İlke'ye göre, Büşra klasik ‘İstanbul Üniversitesi solcusu’ değildi: “İlk karşılaşmamızda soğuk gelmişti. Çünkü ilk karşılaştığı insanları bir süre uzaktan izlediğini fark ettim. Dostluk kurduktan sonra durum tamamen değişmişti.”
Gezi direnişinin ardından yaşanan operasyonlarda İstanbul'daki SGD çalışmasının büyük oranda dağıldığı günlerde, Büşra devrimciliği terk etmedi. Devrimcilik yaşamında temel ilke oldu.
Yoldaşlarının anlatımına göre, genel olarak kendine karşı özeleştirel. Ancak üzüntüsünü, acısını çok belli etmezdi. Daha çok içinde yaşardı. İlke, “Ama neşeliyse, eğlenmek istiyorsa bunu söylerdi” diyor.
Gülmeyi, eğlenmeyi seviyordu. “Bir gün gülmeden, eğlenmeden, keyif almadan devrimcilik yaptığımı fark edersem ona devam etmem” diyordu.

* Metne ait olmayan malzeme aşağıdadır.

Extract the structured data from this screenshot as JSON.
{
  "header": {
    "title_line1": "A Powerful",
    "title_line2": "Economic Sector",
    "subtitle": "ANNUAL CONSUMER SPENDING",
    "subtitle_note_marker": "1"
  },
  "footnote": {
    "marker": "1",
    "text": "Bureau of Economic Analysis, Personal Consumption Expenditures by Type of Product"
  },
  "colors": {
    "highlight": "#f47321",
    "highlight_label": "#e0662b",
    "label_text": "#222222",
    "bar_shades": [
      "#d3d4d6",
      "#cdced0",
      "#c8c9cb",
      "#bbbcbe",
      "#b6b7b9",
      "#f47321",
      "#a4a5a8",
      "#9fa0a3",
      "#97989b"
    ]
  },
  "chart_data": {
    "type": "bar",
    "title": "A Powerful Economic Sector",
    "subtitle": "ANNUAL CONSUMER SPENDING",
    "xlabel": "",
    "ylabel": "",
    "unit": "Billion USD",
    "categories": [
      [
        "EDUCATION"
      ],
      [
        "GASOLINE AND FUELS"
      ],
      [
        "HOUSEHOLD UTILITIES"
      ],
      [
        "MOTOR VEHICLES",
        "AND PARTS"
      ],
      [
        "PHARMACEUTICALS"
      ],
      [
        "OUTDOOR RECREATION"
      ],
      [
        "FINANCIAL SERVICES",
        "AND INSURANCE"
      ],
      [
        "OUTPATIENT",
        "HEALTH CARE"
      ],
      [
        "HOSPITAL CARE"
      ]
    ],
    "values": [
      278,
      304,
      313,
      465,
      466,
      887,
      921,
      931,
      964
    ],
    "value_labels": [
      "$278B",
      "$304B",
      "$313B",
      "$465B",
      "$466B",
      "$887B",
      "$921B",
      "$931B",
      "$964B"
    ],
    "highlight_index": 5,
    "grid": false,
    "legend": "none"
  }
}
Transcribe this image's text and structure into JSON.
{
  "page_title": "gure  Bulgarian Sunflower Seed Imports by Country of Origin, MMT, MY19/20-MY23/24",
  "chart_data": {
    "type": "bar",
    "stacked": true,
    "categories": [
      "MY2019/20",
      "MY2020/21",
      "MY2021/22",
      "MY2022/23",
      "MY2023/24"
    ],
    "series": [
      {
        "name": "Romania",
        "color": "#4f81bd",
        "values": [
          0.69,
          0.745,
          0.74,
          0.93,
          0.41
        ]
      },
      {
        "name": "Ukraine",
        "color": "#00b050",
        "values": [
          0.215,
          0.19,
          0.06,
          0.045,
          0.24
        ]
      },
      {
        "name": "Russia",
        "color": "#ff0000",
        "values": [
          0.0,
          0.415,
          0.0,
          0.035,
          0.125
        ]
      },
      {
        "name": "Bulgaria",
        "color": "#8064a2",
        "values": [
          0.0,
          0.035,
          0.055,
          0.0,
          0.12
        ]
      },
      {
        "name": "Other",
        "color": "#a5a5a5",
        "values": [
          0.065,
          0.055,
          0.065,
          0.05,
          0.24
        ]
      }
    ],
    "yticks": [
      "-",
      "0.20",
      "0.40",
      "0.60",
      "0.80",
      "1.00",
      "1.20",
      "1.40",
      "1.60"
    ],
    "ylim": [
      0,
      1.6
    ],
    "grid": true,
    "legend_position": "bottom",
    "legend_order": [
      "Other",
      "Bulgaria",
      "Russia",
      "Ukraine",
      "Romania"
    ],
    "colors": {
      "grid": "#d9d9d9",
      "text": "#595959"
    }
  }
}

Fotoğraflarında çok naif bir genç kadın görünüyor. Çağdaş, “Naif olduğu kadar da militan duruşu vardı” diyor ve ekliyor: “Çok istikrarlıydı. Belli bir süreden sonra mücadele etmekten vazgeçenler oldu. Ama O başından şehit olana kadar hep devrimci mücadelenin içinde oldu.”
Kadın özgürleşmesi bakımından ilk başta, “Toplamda bir devrimci faaliyet yürütüyoruz. Ayrıca kadın mücadelesine ne gerek var ki” diye düşünüyormuş. İlke, “Ancak bu fikri yaşayarak değişti” diyor. Öğretilmiş kadınlık rollerini üst boyutta tartışmaya başlar. Özsavunma gündemindedir örneğin. İstiklal Caddesi'nde kadın yoldaşları ile birlikte Çilem Doğan'a destek pozu O'nun fikridir. Latin Amerika'daki gerilla deneyimleri içinde kadınların pratiğini okur. Leyla Halid'i de özel olarak inceler.

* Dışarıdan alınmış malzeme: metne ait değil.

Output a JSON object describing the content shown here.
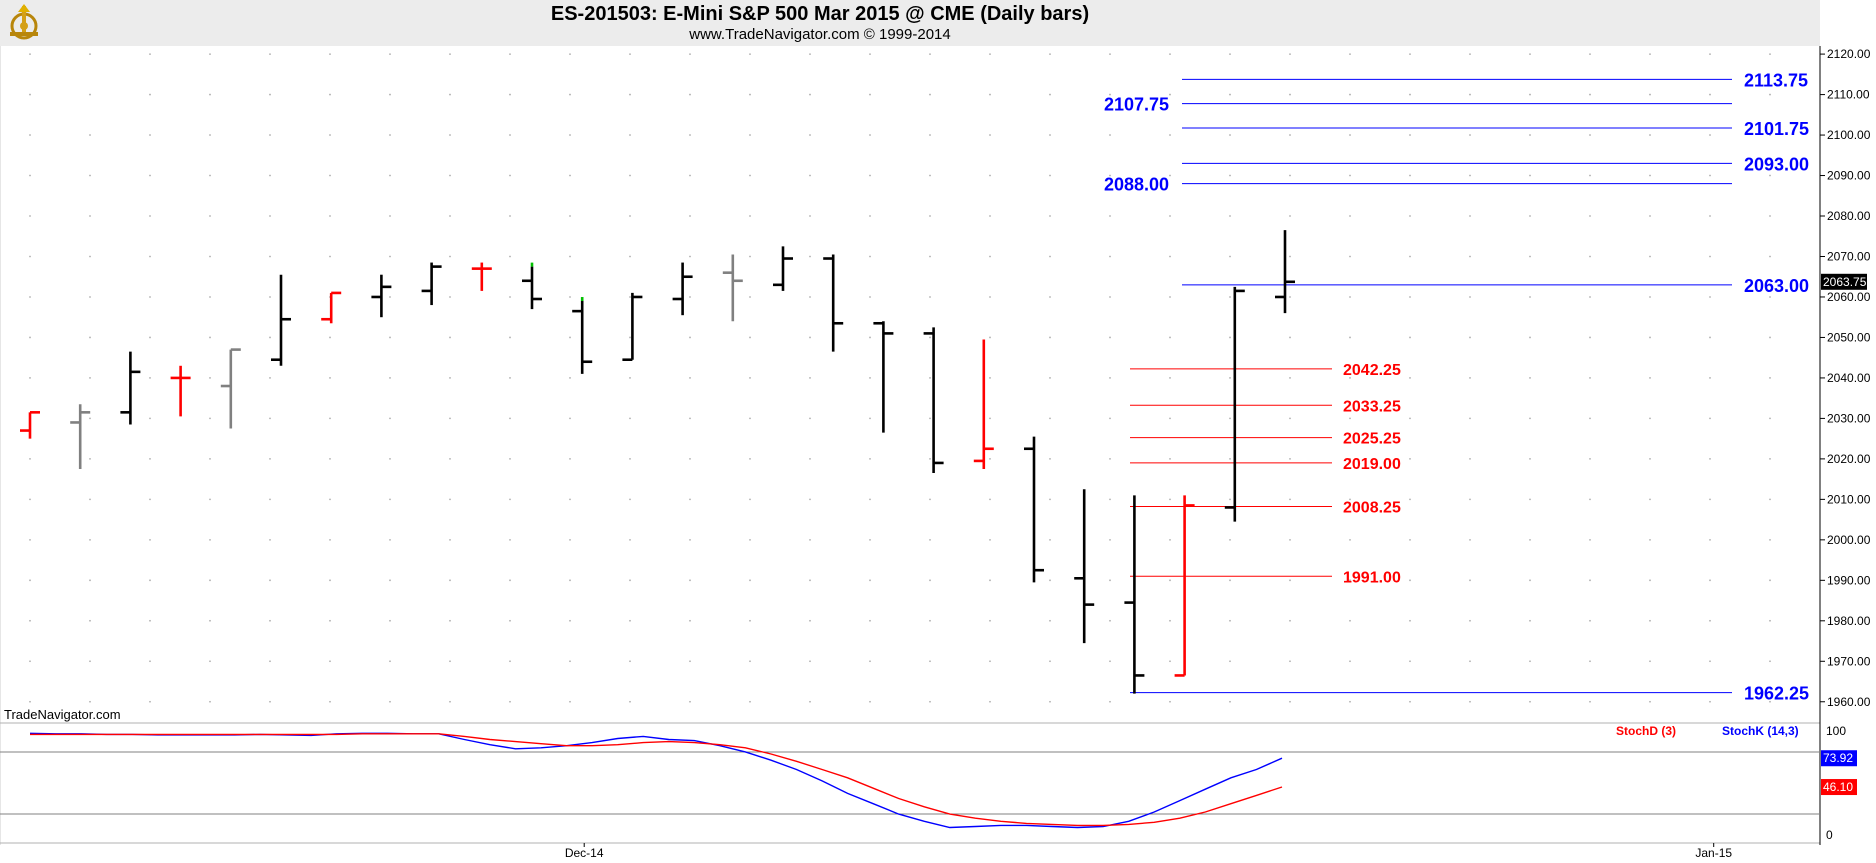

Yaptıkları bir kadın atölyesinde kendisini, “Özgür, neşeli, kararsız” olarak tanımlıyor.
Kadıköy'deki Lusnika'da menemen yemek en sevdiği şeylerden biriymiş. Sevmediği şeylerden biri ise Taksim'de bildiri dağıtmak. İnsanlar almadığı zaman sinirlenirmiş.
Sevdiklerine sevgisini sınırsız sunan ancak abartılı sevgi gösterilerinden hoşlanmayan, samimi, hayatı sade yaşayan, küçük şeylerle mutlu olmayı seven, çikolatayı, abur cuburu çok seven, kendi yaşam biçimini onaylamayan ailesinin karşısında dik duran, kendine özgürlük alanı yaratan, geleneksel kadınlık rollerini sorgulayan, okumaya meraklı, kendini de eleştirme gücüne sahip, kendine has bir tarzı olan genç bir kadın Büşra. Bu dünyadan gülerek geçti.
SADE, YALIN, İKİRCİMSİZ
Ece, hayattaki tüm tercihlerini tartışarak, köklü kararlar alarak yaptı. Devrimci bir ortamda doğmamıştı. Ekonomik durumu iyi bir ailenin tek çocuğuydu. Kadıköy Anadolu Lisesi'nden mezun oldu. Hem ailesinde hem de okulunda sorgulayan, öğrenen, üreten ve çeşitli yeteneklerinin gelişmesine vesile olan bir eğitim aldı. Lise yılları, sosyal olarak aktif geçti. Sosyal etkinliklerde yer aldı, okul derneğinin sekreterliğini yaptı.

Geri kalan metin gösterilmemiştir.